There are a number of ways we could plot the model predictions. For example, we could do it using code similar to that used in Fig.1.3 for males and females separately. Here, let’s use curve(). This will take any function that is passed to it, evaluate it along a continuum, and plot the results as a curve. So, before we can use it, we must create a function that will give model predictions. We will do this for the males (call it pm), and females (pf).
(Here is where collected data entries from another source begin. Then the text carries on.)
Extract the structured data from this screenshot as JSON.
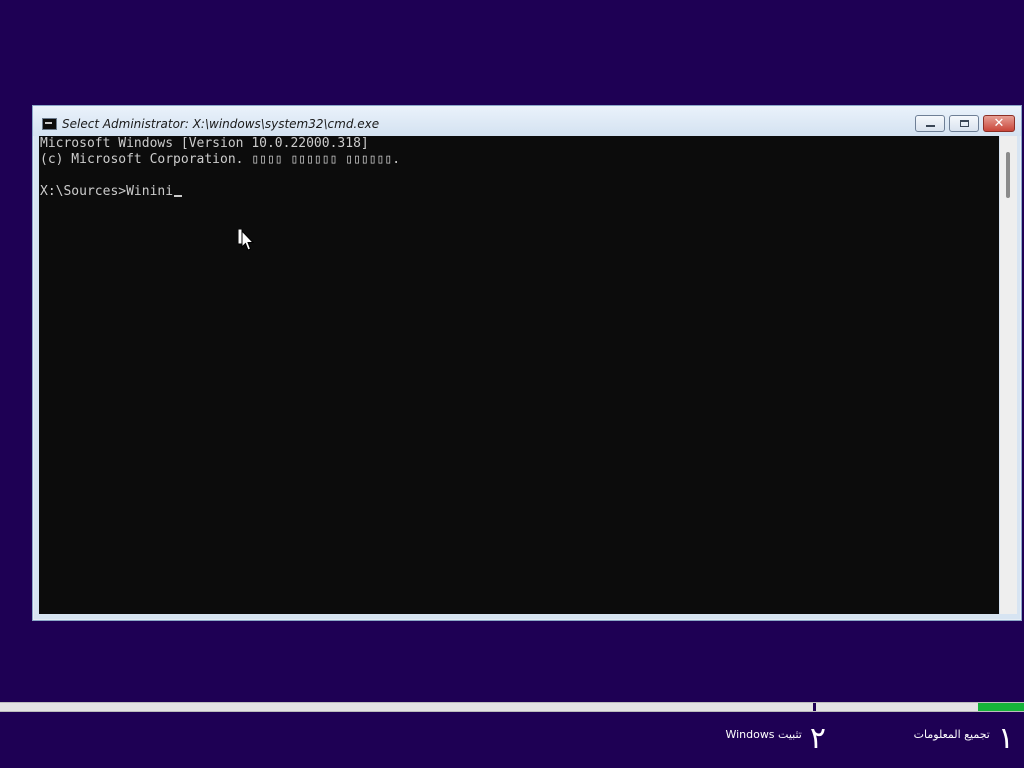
{
  "window": {
    "title": "Select Administrator: X:\\windows\\system32\\cmd.exe",
    "icon": "cmd-icon",
    "controls": {
      "minimize_icon": "minimize-icon",
      "maximize_icon": "maximize-icon",
      "close_label": "✕"
    }
  },
  "console": {
    "lines": [
      "Microsoft Windows [Version 10.0.22000.318]",
      "(c) Microsoft Corporation. ▯▯▯▯ ▯▯▯▯▯▯ ▯▯▯▯▯▯.",
      "",
      "X:\\Sources>Winini"
    ],
    "background": "#0c0c0c",
    "foreground": "#cccccc"
  },
  "setup": {
    "progress_fraction": 0.045,
    "progress_color": "#16b33a",
    "steps": [
      {
        "number": "١",
        "label": "تجميع المعلومات"
      },
      {
        "number": "٢",
        "label": "تثبيت Windows"
      }
    ]
  },
  "colors": {
    "desktop_background": "#1e0054"
  }
}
We will also add a legend using legend().

     >  d$p = d$dead/(d$dead + d$alive)
     >  par(mar = c(5, 5, 4, 2))
     >  plot(d$logconc, d$p, col = as.numeric(d$sex),
    + xlab = "log(Concentration(ppb))", ylab = "Proportion",
    + pch = 16, cex.lab = 1.5, cex.axis = 1.5)
     >  pm = function(x) predict(m4, newdata = data.frame(logconc = x,
    + sex = as.factor("m")), type = "response")
     >  pf = function(x) predict(m4, newdata = data.frame(logconc = x,
    + sex = as.factor("f")), type = "response")
     >  curve(pm, 0, 5, add = T, col = "red")
     >  curve(pf, 0, 5, add = T)
     >  legend(0, 1, legend = c("Males", "Females"), col = c("red",
    + "black"), lty = 1, pch = 16, bty = "n")

Figure 1.4: Scatterplot showing the logit model fit of males and females.